En vertu du « Kanun » toute famille qui a eu un de ses membres tué est obligé de tuer un membre de la famille responsable de cette mort. A défaut, la honte règne sur elle pour l’éternité. Ce sont, en principe, les fils aînés qui doivent exécuter la sentence. Celle-ci rendue, ce sera au tour de celui-ci d’être abattu et ainsi de suite.

Le crime commis, le vengeur a droit à une trêve de trente jours pendant laquelle il est sacré. Mais honte sur lui et sur sa famille s’il ne se présente pas au village au trente et unième jour pour permettre à l’autre famille de venger son honneur !

Et ainsi de suite pendant des générations ! On ne connaît même plus la raison du premier assassinat, mais cela ne change rien ! Un livre national reprend l’ensemble du « Kanun » et sait dire quelle famille doit prendre le sang d’une autre.

Gjorg Berisha vient de venger son frère aîné et devra donc être tué à son tour. Mais avant de subir la sentence, il décide de quitter la région et de découvrir le petit monde qui l’entoure alors qu’il n’a jamais quitté sa montagne.
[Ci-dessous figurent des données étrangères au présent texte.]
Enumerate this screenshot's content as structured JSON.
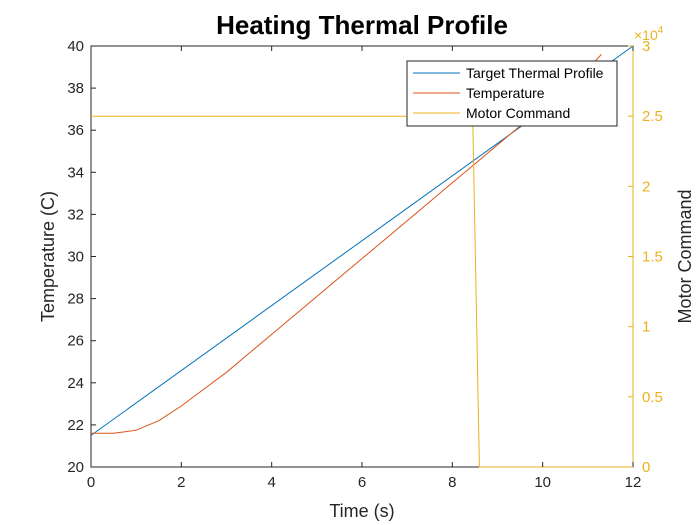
{
  "chart_data": {
    "type": "line",
    "title": "Heating Thermal Profile",
    "xlabel": "Time (s)",
    "ylabel": "Temperature (C)",
    "ylabel_right": "Motor Command",
    "right_axis_exponent_base": "×10",
    "right_axis_exponent_power": "4",
    "xlim": [
      0,
      12
    ],
    "ylim": [
      20,
      40
    ],
    "ylim_right": [
      0,
      3
    ],
    "x_ticks": [
      "0",
      "2",
      "4",
      "6",
      "8",
      "10",
      "12"
    ],
    "y_ticks": [
      "20",
      "22",
      "24",
      "26",
      "28",
      "30",
      "32",
      "34",
      "36",
      "38",
      "40"
    ],
    "y_right_ticks": [
      "0",
      "0.5",
      "1",
      "1.5",
      "2",
      "2.5",
      "3"
    ],
    "grid": false,
    "legend_position": "top-right",
    "series": [
      {
        "name": "Target Thermal Profile",
        "color": "#0072BD",
        "axis": "left",
        "x": [
          0,
          12
        ],
        "y": [
          21.5,
          40.8
        ]
      },
      {
        "name": "Temperature",
        "color": "#D95319",
        "axis": "left",
        "x": [
          0,
          0.5,
          1.0,
          1.5,
          2.0,
          2.5,
          3.0,
          3.5,
          4.0,
          4.5,
          5.0,
          5.5,
          6.0,
          6.5,
          7.0,
          7.5,
          8.0,
          8.5,
          9.0,
          9.5,
          10.0,
          10.5,
          11.0,
          11.3
        ],
        "y": [
          21.6,
          21.6,
          21.75,
          22.2,
          22.9,
          23.7,
          24.5,
          25.4,
          26.3,
          27.2,
          28.1,
          29.0,
          29.9,
          30.8,
          31.7,
          32.6,
          33.5,
          34.4,
          35.3,
          36.2,
          37.1,
          38.0,
          38.9,
          39.6
        ]
      },
      {
        "name": "Motor Command",
        "color": "#EDB120",
        "axis": "right",
        "x": [
          0,
          8.45,
          8.6,
          12
        ],
        "y": [
          2.5,
          2.5,
          0,
          0
        ]
      }
    ]
  }
}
Parallèlement, l’écrivain Bessian Vorpsi, très intéressé par le Kanun, fait son voyage de noce dans la région.

Gjorg va découvrir la beauté du monde, des femmes et de la vie au point d’hésiter à rentrer dans son village. Trente jours, c’est très court !… Et d’ailleurs, rentrera-t-il ?…

Kadaré nous parle également de la sacro-sainte coutume qui profite à l’hôte. En Albanie, au moment où vous frappez à une porte, vous devenez un personnage sacré !
« L’hôte est vraiment un demi-dieu… Comme toutes les divinités, il recèle une énigme et il vient directement du royaume du destin ou de la fatalité, appelle ça comme tu voudras. De quelques coups frappés à une porte peut dépendre la survie ou l’extinction de générations entières. »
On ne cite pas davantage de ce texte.